Slashdot Mirror

← Back to Stories (view on slashdot.org)

Vulnerability, Potential Exploit In Cisco WLAN APs

Posted by timothy on from the just-wrap-it-in-tin-foil dept.

An anonymous reader writes "The AirMagnet Intrusion Research Team has uncovered a new wireless vulnerability and potential exploit associated with Cisco wireless LAN infrastructure. The vulnerability involves Cisco's Over-the-Air-Provisioning (OTAP) feature found in its wireless access points. The potential exploit, dubbed SkyJack by AirMagnet, creates a situation whereby control of a Cisco AP can be obtained, whether intentionally or unintentionally, to gain access to a customer's wireless LAN."

3 of 35 comments (clear)

  1. Config option, not all that bad by Boetsj · · Score: 4, Interesting

    Apparently you can 'just' disable Over-the-Air-Provisioning (OTAP) to remove the threat, so it's not that big of a deal I'd say.

    1. Re:Config option, not all that bad by jeffmeden · · Score: 3, Insightful

      Not a big deal if (a) you happened to already do this during rollout or (b) you are properly notified about this and config changes are trivial on your network. In cases where you have a very large network and no centralized configuration manager, you will have to sink a lot of time into this 'fix' and that's assuming you don't use OTAP. In the case that you do use OTAP, or in the case that you are too busy to notice this and/or too busy to spend time reconfiguring all the affected devices, then yes, it can be a 'big deal'.

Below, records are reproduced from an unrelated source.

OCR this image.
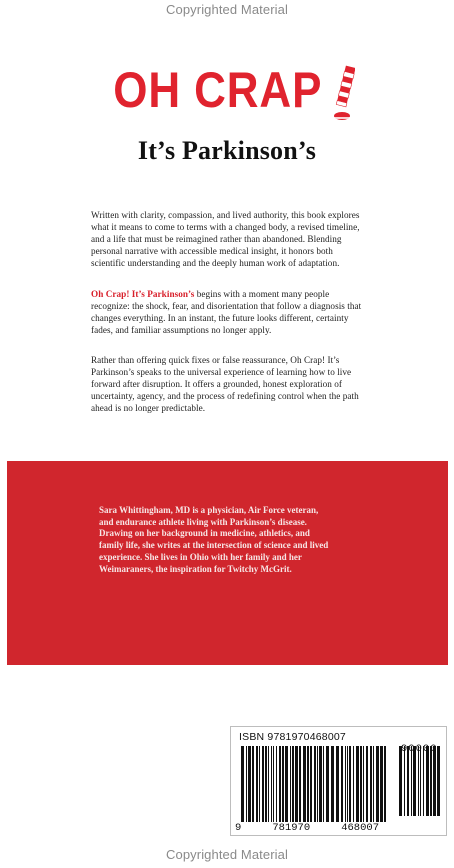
Copyrighted Material
OH CRAP
It’s Parkinson’s

Written with clarity, compassion, and lived authority, this book explores what it means to come to terms with a changed body, a revised timeline, and a life that must be reimagined rather than abandoned. Blending personal narrative with accessible medical insight, it honors both scientific understanding and the deeply human work of adaptation.

Oh Crap! It’s Parkinson’s begins with a moment many people recognize: the shock, fear, and disorientation that follow a diagnosis that changes everything. In an instant, the future looks different, certainty fades, and familiar assumptions no longer apply.

Rather than offering quick fixes or false reassurance, Oh Crap! It’s Parkinson’s speaks to the universal experience of learning how to live forward after disruption. It offers a grounded, honest exploration of uncertainty, agency, and the process of redefining control when the path ahead is no longer predictable.

Sara Whittingham, MD is a physician, Air Force veteran, and endurance athlete living with Parkinson’s disease. Drawing on her background in medicine, athletics, and family life, she writes at the intersection of science and lived experience. She lives in Ohio with her family and her Weimaraners, the inspiration for Twitchy McGrit.
ISBN 9781970468007
9	781970	468007
90000
Copyrighted Material
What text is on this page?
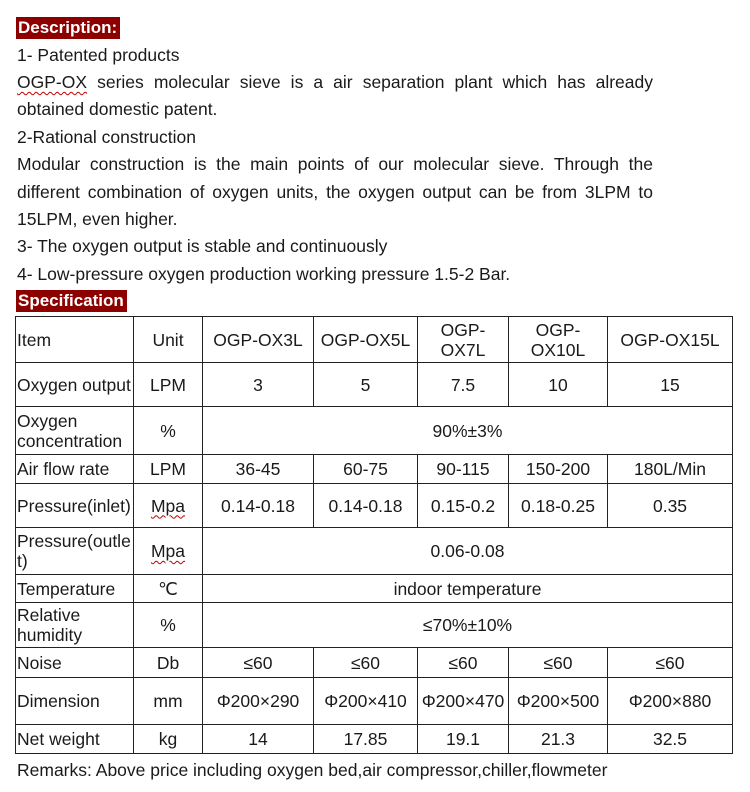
Description:
1- Patented products
OGP-OX series molecular sieve is a air separation plant which has already
obtained domestic patent.
2-Rational construction
Modular construction is the main points of our molecular sieve. Through the
different combination of oxygen units, the oxygen output can be from 3LPM to
15LPM, even higher.
3- The oxygen output is stable and continuously
4- Low-pressure oxygen production working pressure 1.5-2 Bar.
Specification
Item	Unit	OGP-OX3L	OGP-OX5L	OGP-OX7L	OGP-OX10L	OGP-OX15L
Oxygen output	LPM	3	5	7.5	10	15
Oxygen concentration	%	90%±3%				
Air flow rate	LPM	36-45	60-75	90-115	150-200	180L/Min
Pressure(inlet)	Mpa	0.14-0.18	0.14-0.18	0.15-0.2	0.18-0.25	0.35
Pressure(outlet)	Mpa	0.06-0.08				
Temperature	℃	indoor temperature				
Relative humidity	%	≤70%±10%				
Noise	Db	≤60	≤60	≤60	≤60	≤60
Dimension	mm	Φ200×290	Φ200×410	Φ200×470	Φ200×500	Φ200×880
Net weight	kg	14	17.85	19.1	21.3	32.5
Remarks: Above price including oxygen bed,air compressor,chiller,flowmeter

  2. Re:Unintentionally? by fuzzyfuzzyfungus · · Score: 3, Insightful

    Given the amount of effort, particularly in consumer computer systems, to make things happen "automagically"(think DHCP, uPNP, zeroconf, autoconnecting to open APs, and the like), it is far from implausible that a system would unintentionally gain access to another system.

    If, say, you have a bog standard XP laptop, with a bittorrent client or other uPNP-using application running on it, and you start it up within range of an open AP, you could very well connect to somebody else's network and reconfigure their router all automatically. Never mind what might happen if your box is 0wn3d and full of malware that might attempt to automatically spread to other machines on the network you just joined.

    Technology has its share of "Golly shucks, officer, I dunno how this happened" excuses; but it also has huge amounts of automation going on.